L’eau gazéifiée à 2 g/litre de CO2 possède une capacité de rinçage accrue, grâce à l’acidification provoquée par la solubilisation du CO2 dans l’eau sous forme d’acide carbonique. En effet, le CO2 solubilisé réagit avec l’eau (H2O) pour former de l’acide carbonique (H2CO3). En raison de son acidité, cette eau gazeuse possède un pouvoir mouillant amélioré et permet également de neutraliser le lavage des cuves à la soude. Elle a aussi la faculté de dissoudre les dépôts de tartre calcaire, comme le CaCO3. Selon Théo Schiélé, les économies d’eau peuvent être substantielles, de l’ordre de 20 à 50 %.

  • Abaisser le taux d’alcool dans les vins :

Dans un contexte de pression sociétale accrue, la demande se tourne aujourd’hui vers des vins moins alcooleux. Il est possible de réduire naturellement la teneur en alcool en injectant du gaz carbonique dans la cuve, pendant la fermentation, par un simple bullage. Les bulles de CO2 entraînent avec elles de l’éthanol.

  • Récupération des arômes :

Cependant, cette solution de bullage présente un inconvénient : le CO2 entraîne non seulement de l’éthanol, mais aussi des arômes. Il est donc nécessaire de les récupérer, ce que propose W Platform en installant une petite colonne de recondensation sélective au niveau de la captation des gaz. « Nous avons dégusté les condensats de pinot blanc, indiquent Théo et Jean-François Schiélé. Et ce sont des liquides incroyablement riches en arômes. »

CO2 Box : analyse et purification du CO2 et effluents gazeux
  • Fabrication de neige et de glace carbonique :

Une fois le CO2 capté, purifié et stocké, il peut être transformé en neige ou glace carbonique. La neige carbonique est un produit œnologique particulièrement utile lors des vendanges pour l’inertage des raisins pendant le transport et leur manipulation, jusqu’au pressurage, puis dans les cuves de moût et de vin. Cela permet de limiter les phénomènes oxydatifs et ainsi de préserver les potentiels aromatiques.

  • Compression-détente pour faciliter les flux de vendanges :

Les vendanges pompées subissent une compression due au pompage, ce qui éclate les raisins. Or, l’objectif qualitatif est de préserver au mieux leur intégrité durant leur acheminement jusqu’au pressoir. Pour limiter l’éclatement des baies lors des transferts de vendanges, l’idée est d’introduire des poches gazeuses dans les conduits. Ainsi, au lieu que ce soient les raisins qui absorbent la compression du pompage, ce sont les poches de gaz. « Cela fonctionne très bien avec de l’air.
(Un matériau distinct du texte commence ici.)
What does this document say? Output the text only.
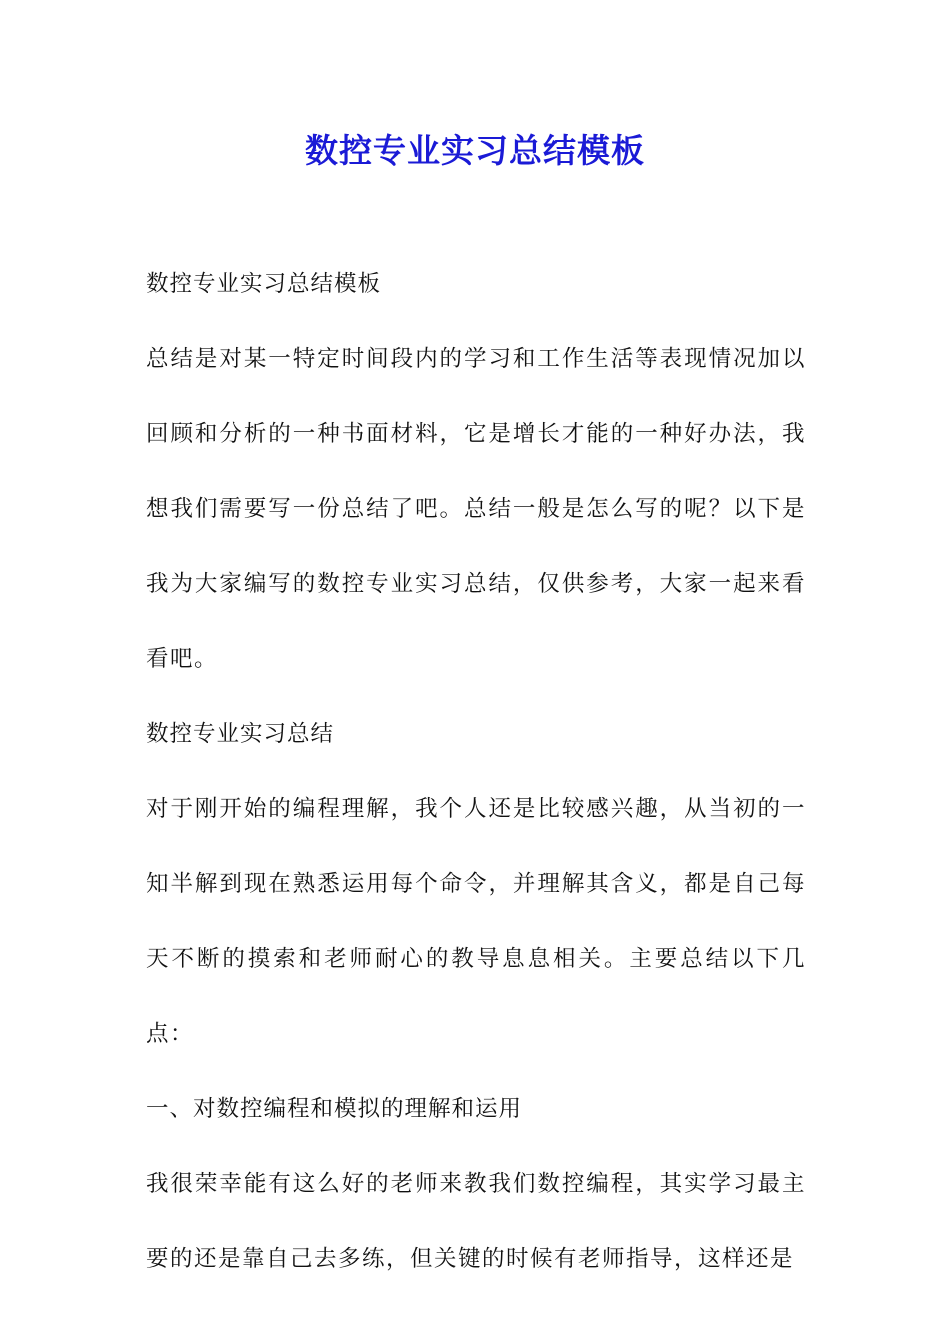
数控专业实习总结模板

数控专业实习总结模板

总结是对某一特定时间段内的学习和工作生活等表现情况加以回顾和分析的一种书面材料，它是增长才能的一种好办法，我想我们需要写一份总结了吧。总结一般是怎么写的呢？以下是我为大家编写的数控专业实习总结，仅供参考，大家一起来看看吧。

数控专业实习总结

对于刚开始的编程理解，我个人还是比较感兴趣，从当初的一知半解到现在熟悉运用每个命令，并理解其含义，都是自己每天不断的摸索和老师耐心的教导息息相关。主要总结以下几点：

一、对数控编程和模拟的理解和运用

我很荣幸能有这么好的老师来教我们数控编程，其实学习最主要的还是靠自己去多练，但关键的时候有老师指导，这样还是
Le raisin est mieux préservé, mais cela ne résolvait pas les risques d’oxydation », explique Théo Schiélé, d’où l’idée de remplacer l’air par du CO2 gazeux, qui joue le même rôle de tampon dans la compression des vendanges mais offre, en plus, une protection par inertage.

  • Plateforme d’achat/revente :

Enfin, si tous les acteurs du secteur vinicole n’ont pas la possibilité d’exploiter in situ la production de CO2 biogénique, W Platform met en relation ces acteurs sur une plateforme lancée en août 2024.